《斉藤和巳の巻》助っ人外国人の信頼も勝ち得ていた絶対的エース
斉藤和巳
当時のホークスで誰もが認めるエースといえば、現在四軍監督を務める斉藤和巳(46)です。杉内俊哉や和田毅らエースと呼ばれた投手たちも、「どうやったら和巳さんを追い越せるんだろうか」と常に考えていたほどです。
南京都高校から1995年ドラフト1位で入団当時は、いかにもな「ヤンチャ坊主」。ポテンシャルはありましたが、身体能力に任せて、ただ投げているだけ。

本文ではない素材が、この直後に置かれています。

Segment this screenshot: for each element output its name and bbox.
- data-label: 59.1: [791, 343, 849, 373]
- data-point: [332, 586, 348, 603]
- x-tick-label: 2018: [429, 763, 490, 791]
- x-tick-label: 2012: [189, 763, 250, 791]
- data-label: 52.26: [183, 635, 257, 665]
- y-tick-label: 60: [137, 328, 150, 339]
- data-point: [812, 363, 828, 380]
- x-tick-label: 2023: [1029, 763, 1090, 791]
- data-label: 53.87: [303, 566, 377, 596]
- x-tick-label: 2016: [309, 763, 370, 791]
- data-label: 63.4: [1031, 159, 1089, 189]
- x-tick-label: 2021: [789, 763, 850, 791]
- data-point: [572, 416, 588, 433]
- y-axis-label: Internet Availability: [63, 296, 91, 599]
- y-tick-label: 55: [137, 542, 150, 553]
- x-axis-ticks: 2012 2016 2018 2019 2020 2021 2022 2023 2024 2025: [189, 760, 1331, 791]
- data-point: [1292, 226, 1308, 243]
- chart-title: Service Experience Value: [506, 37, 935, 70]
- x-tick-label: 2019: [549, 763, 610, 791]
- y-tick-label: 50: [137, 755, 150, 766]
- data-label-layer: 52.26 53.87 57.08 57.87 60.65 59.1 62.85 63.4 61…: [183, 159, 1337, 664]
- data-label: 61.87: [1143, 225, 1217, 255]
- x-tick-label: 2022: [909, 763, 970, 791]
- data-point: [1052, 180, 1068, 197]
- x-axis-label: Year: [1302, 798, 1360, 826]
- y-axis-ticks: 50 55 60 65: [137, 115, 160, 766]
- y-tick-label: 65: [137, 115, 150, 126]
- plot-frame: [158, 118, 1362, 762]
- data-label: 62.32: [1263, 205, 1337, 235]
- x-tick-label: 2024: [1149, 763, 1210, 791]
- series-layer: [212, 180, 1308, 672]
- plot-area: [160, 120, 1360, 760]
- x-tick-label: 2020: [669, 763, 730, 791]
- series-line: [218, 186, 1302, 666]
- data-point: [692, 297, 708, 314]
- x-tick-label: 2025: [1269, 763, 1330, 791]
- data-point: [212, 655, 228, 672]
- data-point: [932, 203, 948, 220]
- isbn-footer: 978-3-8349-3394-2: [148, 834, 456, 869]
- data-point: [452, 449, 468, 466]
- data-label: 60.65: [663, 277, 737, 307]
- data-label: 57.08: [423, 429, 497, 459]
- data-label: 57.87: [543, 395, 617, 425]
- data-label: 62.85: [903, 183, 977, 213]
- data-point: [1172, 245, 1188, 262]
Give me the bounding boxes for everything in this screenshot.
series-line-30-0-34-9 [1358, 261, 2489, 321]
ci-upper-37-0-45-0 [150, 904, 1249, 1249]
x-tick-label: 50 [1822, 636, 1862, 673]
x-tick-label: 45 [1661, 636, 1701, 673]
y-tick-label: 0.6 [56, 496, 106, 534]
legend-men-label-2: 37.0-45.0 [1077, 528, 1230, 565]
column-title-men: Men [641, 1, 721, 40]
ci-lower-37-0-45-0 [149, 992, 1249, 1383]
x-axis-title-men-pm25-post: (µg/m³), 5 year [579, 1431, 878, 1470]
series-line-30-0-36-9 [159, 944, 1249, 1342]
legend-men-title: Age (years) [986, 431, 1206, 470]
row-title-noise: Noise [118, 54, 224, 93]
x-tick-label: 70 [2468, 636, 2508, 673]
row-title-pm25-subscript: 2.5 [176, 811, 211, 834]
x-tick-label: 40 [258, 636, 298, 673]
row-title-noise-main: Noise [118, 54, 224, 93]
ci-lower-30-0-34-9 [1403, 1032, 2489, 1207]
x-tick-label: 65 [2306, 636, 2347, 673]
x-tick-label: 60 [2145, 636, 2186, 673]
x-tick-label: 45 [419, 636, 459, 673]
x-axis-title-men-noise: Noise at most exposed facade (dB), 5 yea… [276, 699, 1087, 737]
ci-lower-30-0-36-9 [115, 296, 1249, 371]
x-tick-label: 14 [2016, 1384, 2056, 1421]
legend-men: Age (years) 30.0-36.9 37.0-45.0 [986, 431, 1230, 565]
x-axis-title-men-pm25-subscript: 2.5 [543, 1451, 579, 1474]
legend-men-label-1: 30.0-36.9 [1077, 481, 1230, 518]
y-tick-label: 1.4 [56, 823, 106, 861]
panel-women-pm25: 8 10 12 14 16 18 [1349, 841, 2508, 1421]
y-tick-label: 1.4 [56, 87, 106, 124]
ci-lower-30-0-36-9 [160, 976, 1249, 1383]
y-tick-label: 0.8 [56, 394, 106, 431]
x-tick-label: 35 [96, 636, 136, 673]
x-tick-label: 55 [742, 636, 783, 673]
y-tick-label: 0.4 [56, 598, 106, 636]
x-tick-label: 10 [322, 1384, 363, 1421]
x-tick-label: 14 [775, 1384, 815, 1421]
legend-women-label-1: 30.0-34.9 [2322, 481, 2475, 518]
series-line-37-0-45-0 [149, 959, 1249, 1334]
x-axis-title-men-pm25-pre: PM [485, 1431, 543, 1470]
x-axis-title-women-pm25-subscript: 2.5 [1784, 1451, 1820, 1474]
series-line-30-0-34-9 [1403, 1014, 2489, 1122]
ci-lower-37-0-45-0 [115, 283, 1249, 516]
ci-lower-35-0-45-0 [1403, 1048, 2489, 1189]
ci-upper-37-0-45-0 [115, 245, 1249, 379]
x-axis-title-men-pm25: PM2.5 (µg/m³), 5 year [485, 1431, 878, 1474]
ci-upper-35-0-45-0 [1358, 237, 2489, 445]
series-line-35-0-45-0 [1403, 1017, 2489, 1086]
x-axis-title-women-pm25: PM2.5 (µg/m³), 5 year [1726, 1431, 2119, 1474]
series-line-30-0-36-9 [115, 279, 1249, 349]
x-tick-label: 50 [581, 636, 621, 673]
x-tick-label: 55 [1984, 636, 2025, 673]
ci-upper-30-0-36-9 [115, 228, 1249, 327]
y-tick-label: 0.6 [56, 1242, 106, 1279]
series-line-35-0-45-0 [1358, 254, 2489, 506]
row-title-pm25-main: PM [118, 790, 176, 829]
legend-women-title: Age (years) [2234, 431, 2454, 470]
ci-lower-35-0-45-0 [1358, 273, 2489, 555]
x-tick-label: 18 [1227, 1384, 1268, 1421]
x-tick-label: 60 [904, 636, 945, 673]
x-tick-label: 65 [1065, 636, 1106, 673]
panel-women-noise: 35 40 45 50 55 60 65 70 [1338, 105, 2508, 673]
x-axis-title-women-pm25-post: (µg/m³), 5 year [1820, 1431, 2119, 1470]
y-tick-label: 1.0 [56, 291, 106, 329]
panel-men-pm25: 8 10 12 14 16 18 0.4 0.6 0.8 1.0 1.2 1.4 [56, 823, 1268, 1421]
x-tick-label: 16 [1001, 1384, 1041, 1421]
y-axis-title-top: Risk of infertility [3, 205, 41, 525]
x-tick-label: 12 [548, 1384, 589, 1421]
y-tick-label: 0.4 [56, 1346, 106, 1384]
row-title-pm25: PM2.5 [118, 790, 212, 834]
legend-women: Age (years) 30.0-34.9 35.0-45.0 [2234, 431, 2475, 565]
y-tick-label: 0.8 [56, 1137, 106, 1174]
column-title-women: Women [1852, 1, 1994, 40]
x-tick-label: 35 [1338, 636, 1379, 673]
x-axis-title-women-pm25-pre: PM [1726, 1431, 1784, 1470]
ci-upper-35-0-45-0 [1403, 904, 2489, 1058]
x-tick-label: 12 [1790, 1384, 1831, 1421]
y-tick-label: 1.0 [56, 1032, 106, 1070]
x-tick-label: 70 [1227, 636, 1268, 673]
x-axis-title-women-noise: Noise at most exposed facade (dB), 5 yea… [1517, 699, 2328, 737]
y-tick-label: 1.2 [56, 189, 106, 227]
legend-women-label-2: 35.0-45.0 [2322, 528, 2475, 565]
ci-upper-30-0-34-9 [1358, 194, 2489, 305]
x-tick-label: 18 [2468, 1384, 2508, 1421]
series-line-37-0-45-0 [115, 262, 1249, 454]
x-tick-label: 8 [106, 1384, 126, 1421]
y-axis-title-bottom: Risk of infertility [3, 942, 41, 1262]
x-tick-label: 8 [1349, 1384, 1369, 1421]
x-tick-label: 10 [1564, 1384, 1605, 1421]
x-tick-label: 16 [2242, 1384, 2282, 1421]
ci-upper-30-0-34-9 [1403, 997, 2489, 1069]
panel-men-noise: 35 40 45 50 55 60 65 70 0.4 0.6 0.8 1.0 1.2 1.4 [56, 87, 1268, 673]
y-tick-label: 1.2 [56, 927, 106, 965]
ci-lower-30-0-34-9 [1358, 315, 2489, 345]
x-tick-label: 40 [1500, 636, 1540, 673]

そんな和巳が変わったのは、現監督の小久保裕紀の影響が大きかった。
98年に小久保と和巳はいずれも右肩を米国で手術。術後、リハビリに励む小久保の姿を目の当たりにして、和巳は「俺はこのままじゃダメだ」と痛感し、野球に対する姿勢が急激に変わりました。小久保に心酔するようになり、2人でヒーローインタビューを受けた時は明らかに舞い上がっていたほどです。
負けん気の強さは人一倍。やはり気の強い西武の石井貴と投げ合っていた時は圧巻でした。打者を打ち取った和巳が西武ベンチに向かって「しゃあ!」と挑発すれば、石井も同様に抑えた時は、ホークスベンチに向かって「おらあ!」と叫ぶ。まさに意地と意地とのぶつかり合いでした。